‘Where Is the Revenue?’ Helium Investors Inquire
- Helium only generated $6,651 of revenue from its wireless network data in June
- Revenue is “not designed to be turned on right now. You’re building the infrastructure first,” a Helium venture capital backer said
Decentralized wireless network provider Helium has had a rough week.
The protocol misrepresented its corporate partnerships on its website and sold a scant $6,651 of data in June. Helium CEO Amir Haleem sought to bat the accusations back in a blog post Wednesday afternoon.
The statement made amendments to the popular narrative but didn’t appear to move the needle on the consensus. A Helium lead investor told Blockworks that critics should not expect immediate revenue from the Web3 startup.
Helium allows users to run nodes in a wireless network in exchange for a corresponding reward of the firm’s native HNT token. Users burn HNT tokens in exchange for internet data, driving revenue. The network hopes to bring lower prices and community ownership to telecommunications.
Helium’s parent company Nova Labs raised $200 million in a March venture funding round to reach a $1.2 billion valuation. A representative for Nova Labs declined to comment on whether investors follow a vesting schedule with their HNT tokens.
Mashable reported this week that Helium listed Lime and Salesforce as partners on its website, but the two companies do not currently work with Helium. The website was quietly amended to remove mentions of Lime and Salesforce shortly after the article went live.
Haleem maintains Helium “received approvals” to talk about its pilot-program work with the two companies. The blog post includes an undated statement from Salesforce about its partnership with Helium but includes no mention of Lime.
Haleem responded to disappointment regarding June’s revenue by pointing out the company’s total revenue of $54 million and growing number of connected devices on its network.
The response does not directly engage with the initial concern, reported by The Generalist, that most of Helium’s revenue comes from onboarding hotspots — while revenue from customers purchasing data credits remains limited.
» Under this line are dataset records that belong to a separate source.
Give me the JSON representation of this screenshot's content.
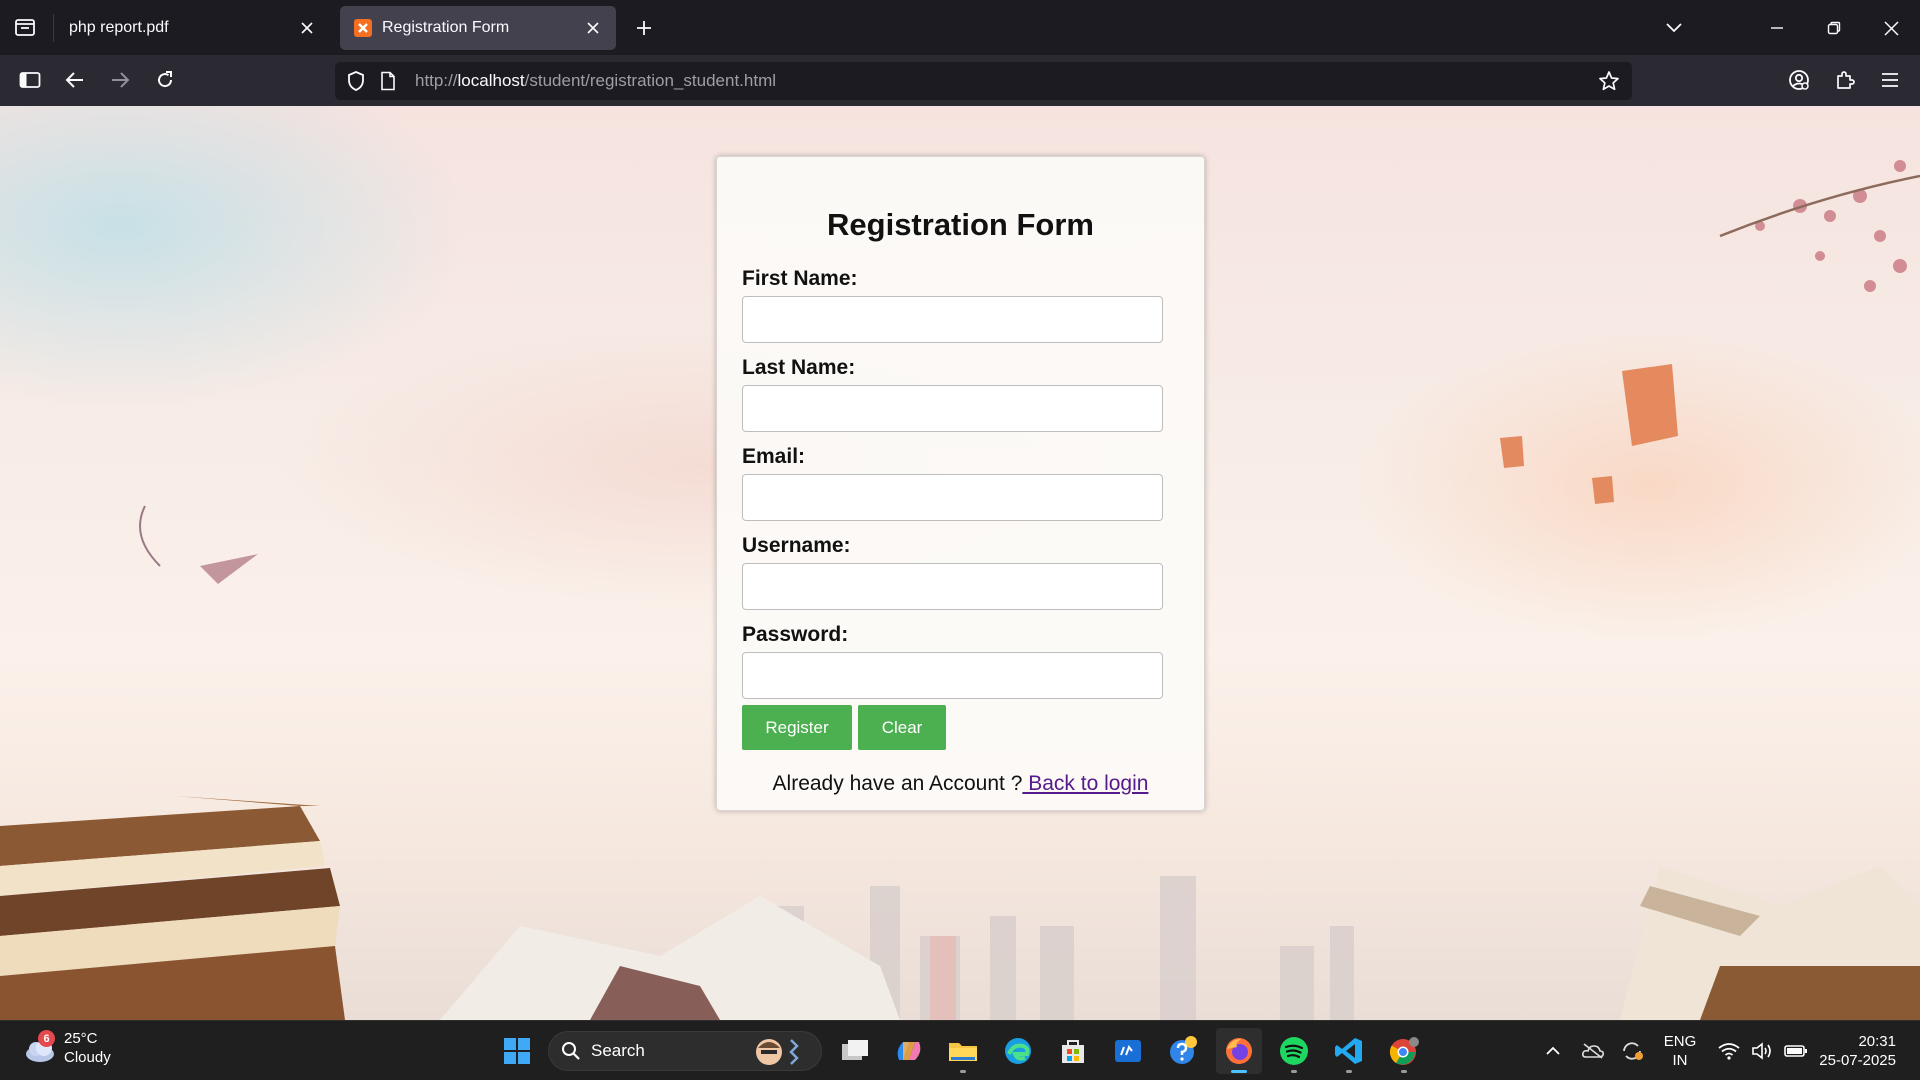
{
  "browser": {
    "tabs": [
      {
        "title": "php report.pdf",
        "active": false
      },
      {
        "title": "Registration Form",
        "active": true
      }
    ],
    "url": {
      "prefix": "http://",
      "host": "localhost",
      "path": "/student/registration_student.html"
    }
  },
  "form": {
    "title": "Registration Form",
    "fields": [
      {
        "label": "First Name:",
        "value": ""
      },
      {
        "label": "Last Name:",
        "value": ""
      },
      {
        "label": "Email:",
        "value": ""
      },
      {
        "label": "Username:",
        "value": ""
      },
      {
        "label": "Password:",
        "value": ""
      }
    ],
    "register_label": "Register",
    "clear_label": "Clear",
    "login_prompt": "Already have an Account ?",
    "login_link": " Back to login",
    "button_color": "#4caf50"
  },
  "taskbar": {
    "weather": {
      "temp": "25°C",
      "condition": "Cloudy",
      "badge": "6"
    },
    "search_placeholder": "Search",
    "language": {
      "line1": "ENG",
      "line2": "IN"
    },
    "clock": {
      "time": "20:31",
      "date": "25-07-2025"
    },
    "apps": [
      "task-view",
      "copilot",
      "file-explorer",
      "edge",
      "microsoft-store",
      "hp-app",
      "help",
      "firefox",
      "spotify",
      "vscode",
      "chrome"
    ]
  }
}
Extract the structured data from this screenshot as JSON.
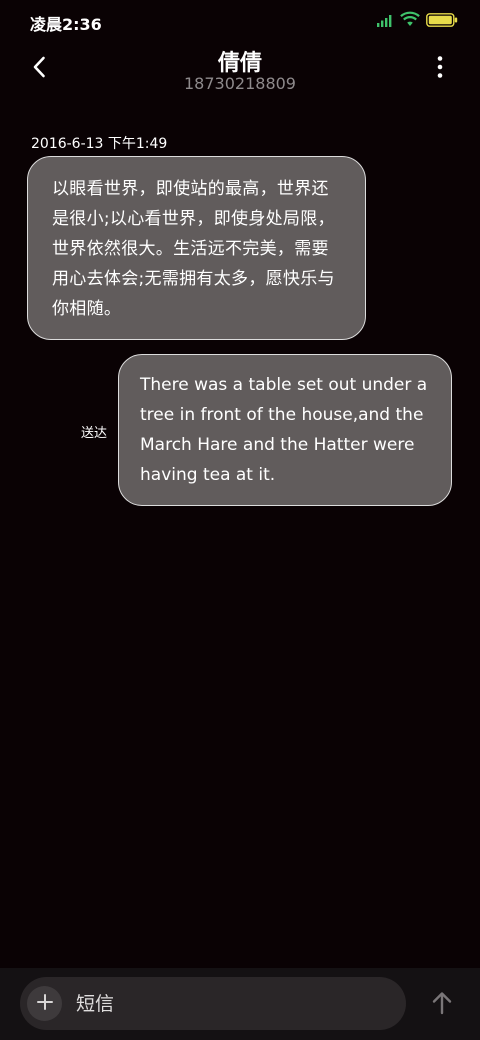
{
  "status_bar": {
    "time": "凌晨2:36",
    "icons": [
      "signal-icon",
      "wifi-icon",
      "battery-icon"
    ]
  },
  "header": {
    "contact_name": "倩倩",
    "contact_number": "18730218809"
  },
  "conversation": {
    "timestamp": "2016-6-13 下午1:49",
    "messages": [
      {
        "direction": "incoming",
        "text": "以眼看世界，即使站的最高，世界还是很小;以心看世界，即使身处局限，世界依然很大。生活远不完美，需要用心去体会;无需拥有太多，愿快乐与你相随。"
      },
      {
        "direction": "outgoing",
        "text": "There was a table set out under a tree in front of the house,and the March Hare and the Hatter were having tea at it.",
        "status": "送达"
      }
    ]
  },
  "compose": {
    "placeholder": "短信",
    "value": ""
  },
  "colors": {
    "background": "#0a0204",
    "bubble_fill": "#615c5c",
    "bubble_border": "#dcdcdc",
    "number_text": "#8e8a8c",
    "battery_fill": "#e8dc4a",
    "signal_wifi": "#3fc36b"
  }
}
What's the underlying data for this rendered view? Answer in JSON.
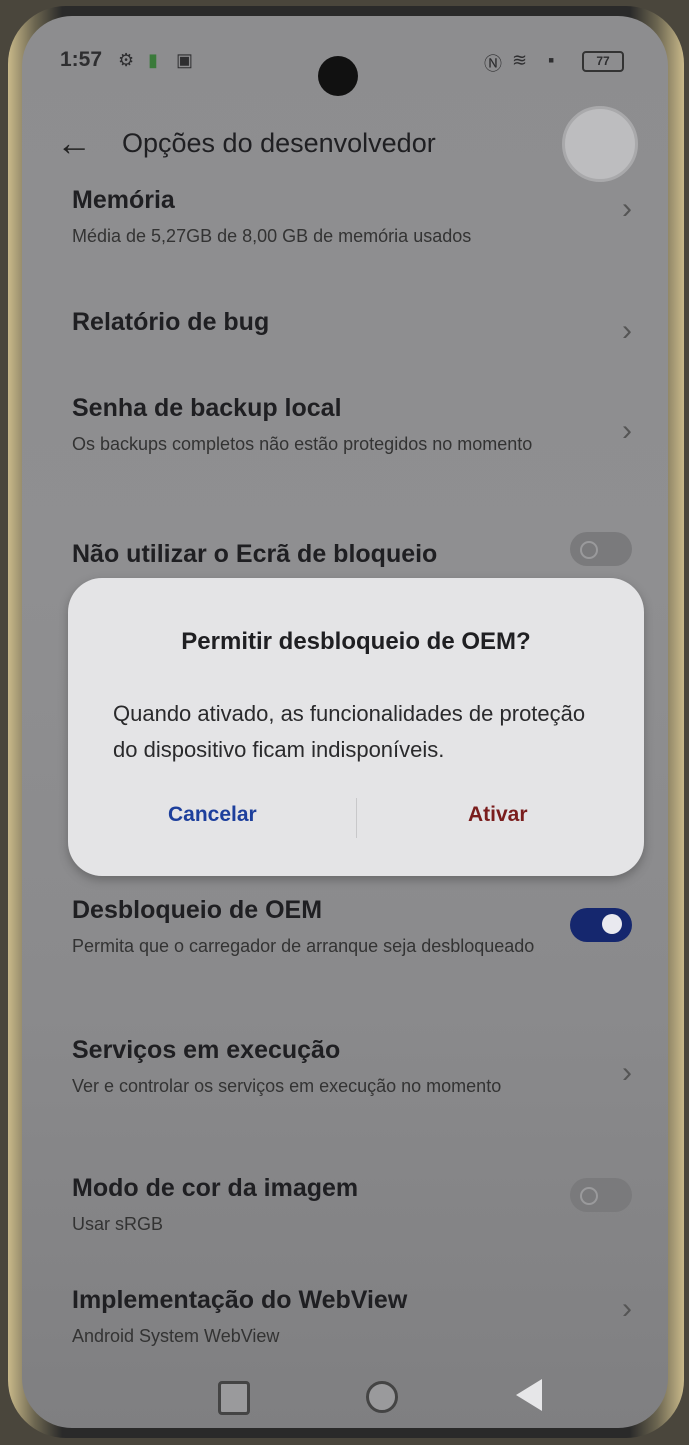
{
  "status_bar": {
    "time": "1:57",
    "battery": "77"
  },
  "header": {
    "back_icon": "←",
    "title": "Opções do desenvolvedor"
  },
  "settings": [
    {
      "title": "Memória",
      "subtitle": "Média de 5,27GB de 8,00 GB de memória usados"
    },
    {
      "title": "Relatório de bug",
      "subtitle": ""
    },
    {
      "title": "Senha de backup local",
      "subtitle": "Os backups completos não estão protegidos no momento"
    },
    {
      "title": "Não utilizar o Ecrã de bloqueio",
      "subtitle": ""
    },
    {
      "title": "Desbloqueio de OEM",
      "subtitle": "Permita que o carregador de arranque seja desbloqueado"
    },
    {
      "title": "Serviços em execução",
      "subtitle": "Ver e controlar os serviços em execução no momento"
    },
    {
      "title": "Modo de cor da imagem",
      "subtitle": "Usar sRGB"
    },
    {
      "title": "Implementação do WebView",
      "subtitle": "Android System WebView"
    }
  ],
  "toggles": {
    "lockscreen": false,
    "oem": true,
    "color_mode": false
  },
  "dialog": {
    "title": "Permitir desbloqueio de OEM?",
    "message": "Quando ativado, as funcionalidades de proteção do dispositivo ficam indisponíveis.",
    "cancel_label": "Cancelar",
    "confirm_label": "Ativar"
  },
  "colors": {
    "toggle_on": "#15276e",
    "cancel": "#1d3f9c",
    "confirm": "#7a1d1d"
  },
  "icons": {
    "chevron": "›"
  }
}
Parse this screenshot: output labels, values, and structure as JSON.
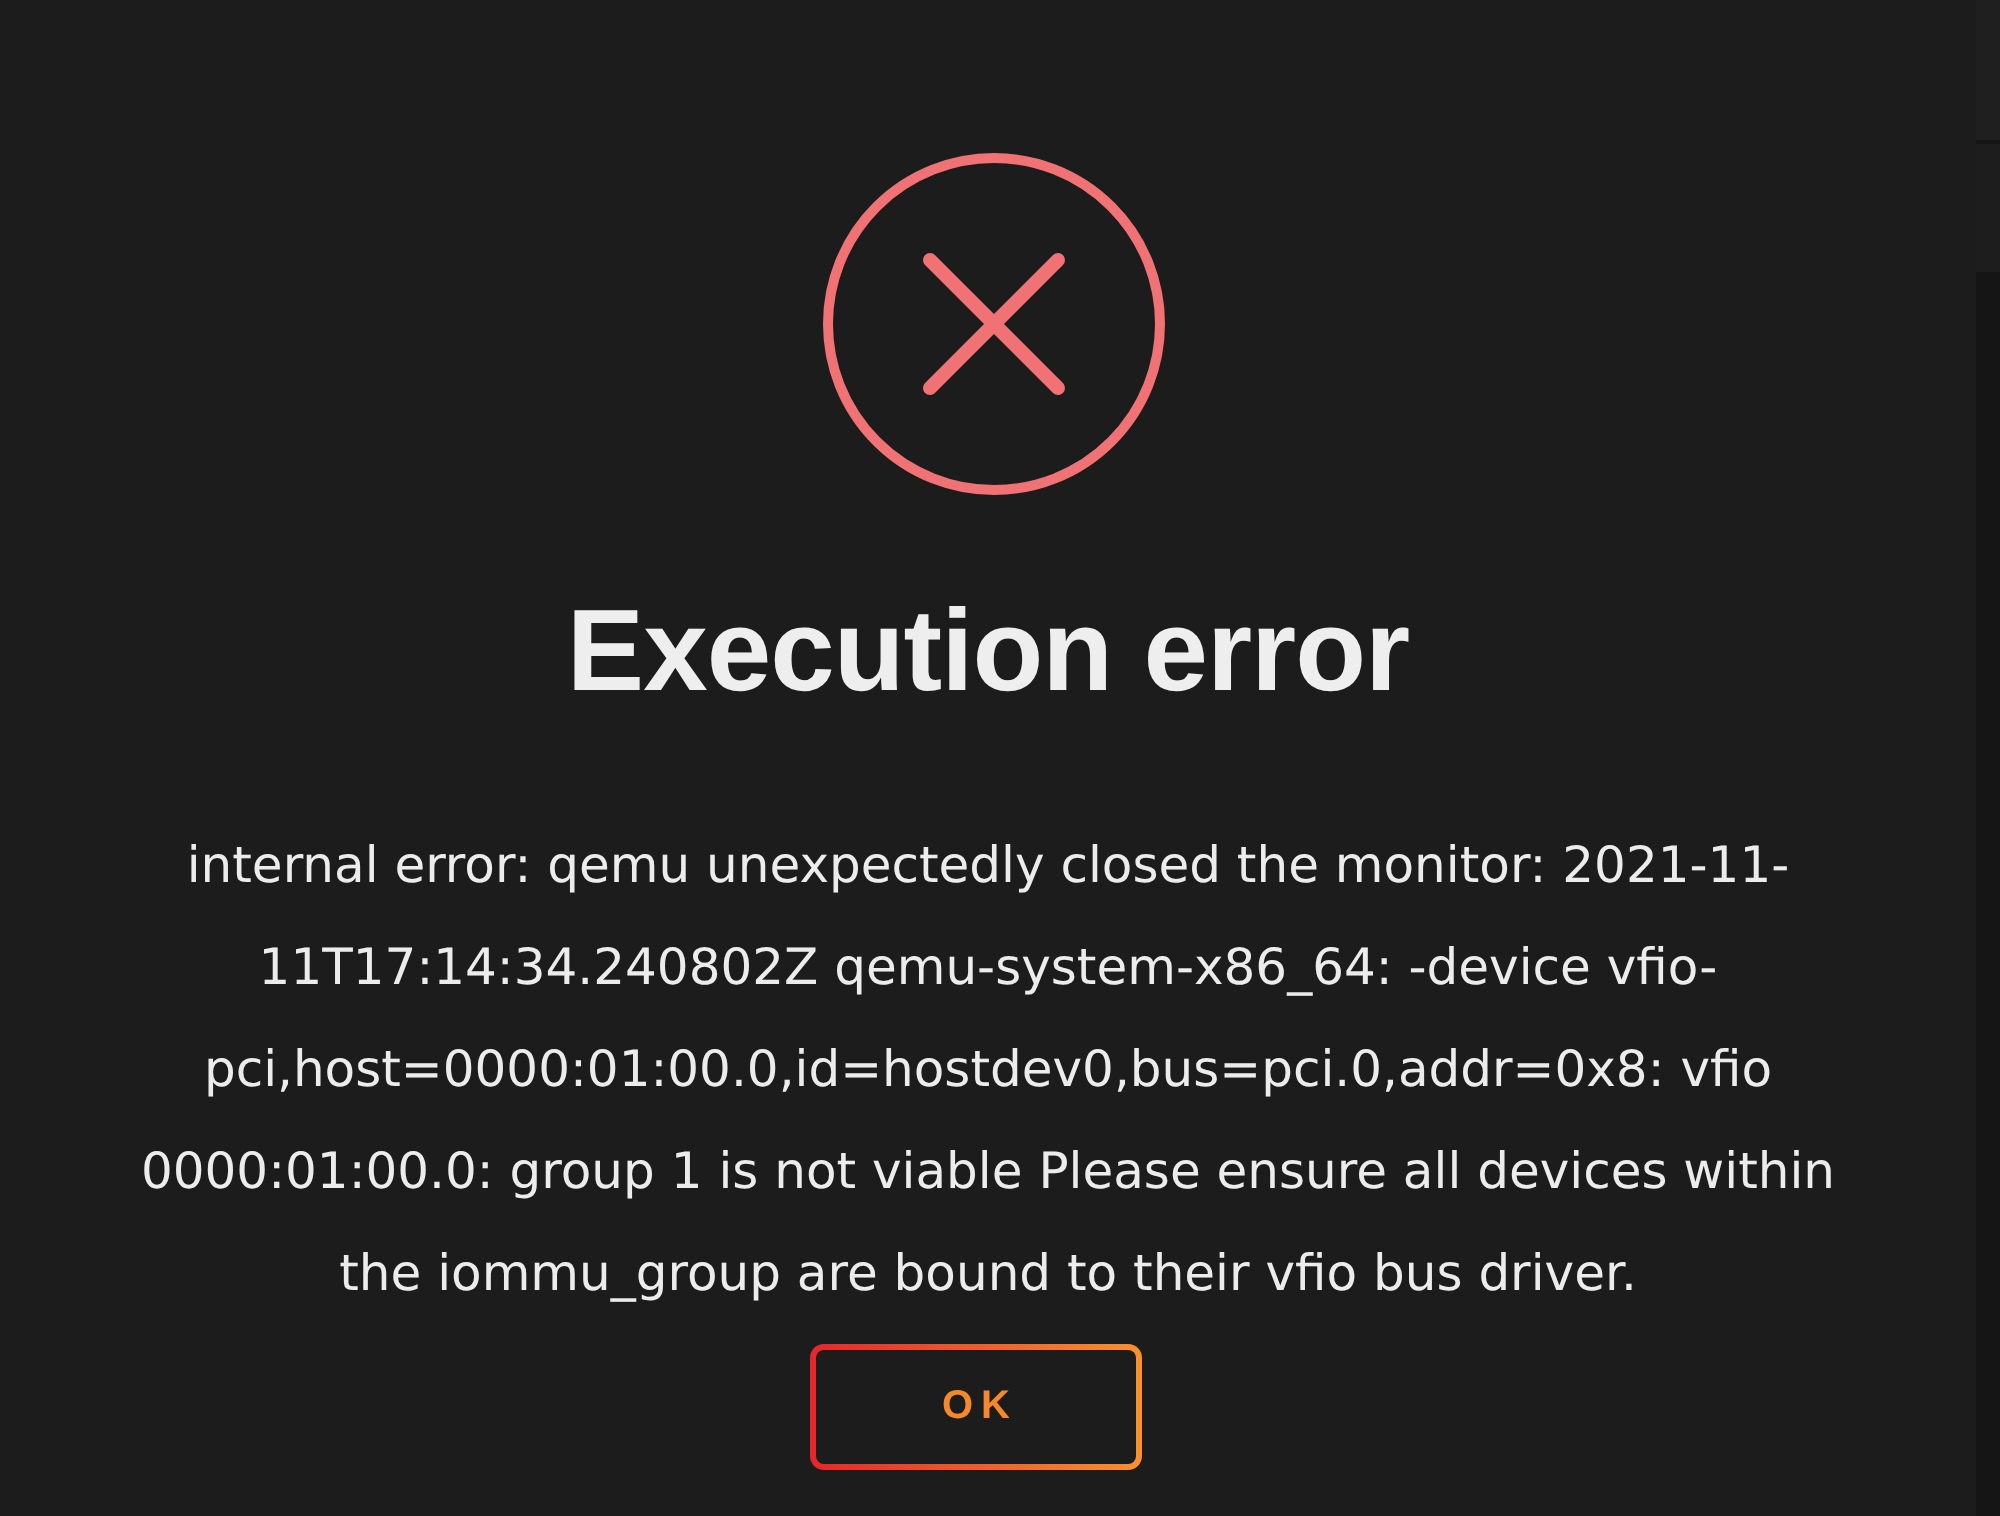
{
  "dialog": {
    "title": "Execution error",
    "message": "internal error: qemu unexpectedly closed the monitor: 2021-11-11T17:14:34.240802Z qemu-system-x86_64: -device vfio-pci,host=0000:01:00.0,id=hostdev0,bus=pci.0,addr=0x8: vfio 0000:01:00.0: group 1 is not viable Please ensure all devices within the iommu_group are bound to their vfio bus driver.",
    "buttons": [
      "OK"
    ]
  }
}
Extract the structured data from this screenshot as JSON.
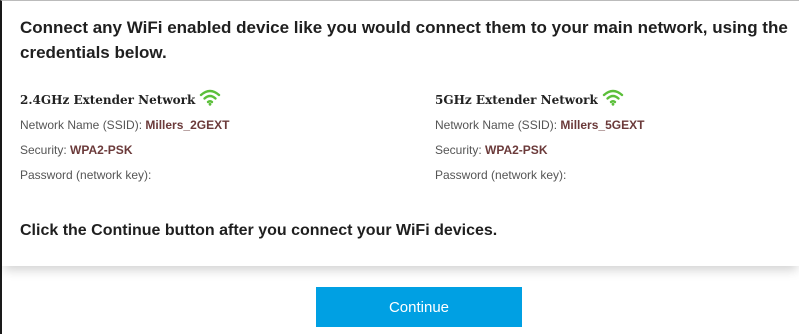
{
  "intro_text": "Connect any WiFi enabled device like you would connect them to your main network, using the credentials below.",
  "networks": [
    {
      "title": "2.4GHz Extender Network",
      "ssid_label": "Network Name (SSID):",
      "ssid": "Millers_2GEXT",
      "security_label": "Security:",
      "security": "WPA2-PSK",
      "password_label": "Password (network key):"
    },
    {
      "title": "5GHz Extender Network",
      "ssid_label": "Network Name (SSID):",
      "ssid": "Millers_5GEXT",
      "security_label": "Security:",
      "security": "WPA2-PSK",
      "password_label": "Password (network key):"
    }
  ],
  "cta_note": "Click the Continue button after you connect your WiFi devices.",
  "continue_label": "Continue",
  "colors": {
    "accent": "#00a0e3",
    "wifi_icon": "#5bbf3a",
    "value_text": "#6b3a3a"
  },
  "icons": [
    "wifi-signal-icon"
  ]
}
When demand for Helium’s data packets is limited, individuals lose the incentive to run network nodes because limited demand kneecaps income. The HNT token price has fallen to $9 from a high of $54 in November 2021.
Frank Mong, chief operating officer of Nova Labs, told Blockworks in an email that “we’ll be announcing some of our new revenue-generating products and initiatives later this year.”
Mong added that Helium has partnered with Dish but declined to comment on which other telecommunications partnerships may be in the works.
Venture Capital Investors Are Unfazed
Josh Rosenthal, a partner at Helium-invested venture capital fund Narwhal Ventures, said quibbles about Helium’s revenue are short sighted.
When retail investors get involved early in a crypto startup, “people admittedly freak out, saying, ‘Oh, where is the revenue?’ It’s not designed to be turned on right now. You’re building the infrastructure first,” Rosenthal said. “The revenue shouldn’t even be there. That’s just a residual from experimenting.”
As a budding telecommunications network, Helium must onboard a massive number of nodes before it can reliably generate revenue, he said.
“The best analog for retail or even crypto readers to consider is thinking of Amazon. You saw that when it was public, it got trashed because it wasn’t profitable for a decade…Crypto is that times ten. It’s literally built on network effects, so you’re building something and the bet is you’re going to turn on monetization,” Rosenthal said.
Rosenthal’s Narwhal Ventures has not sold any of its HNT tokens and is prepared to operate nodes for years before seeing a large profit.
“Everything big that’s been built has worked that way, and like that’s not just true for Helium. That’s all of crypto.”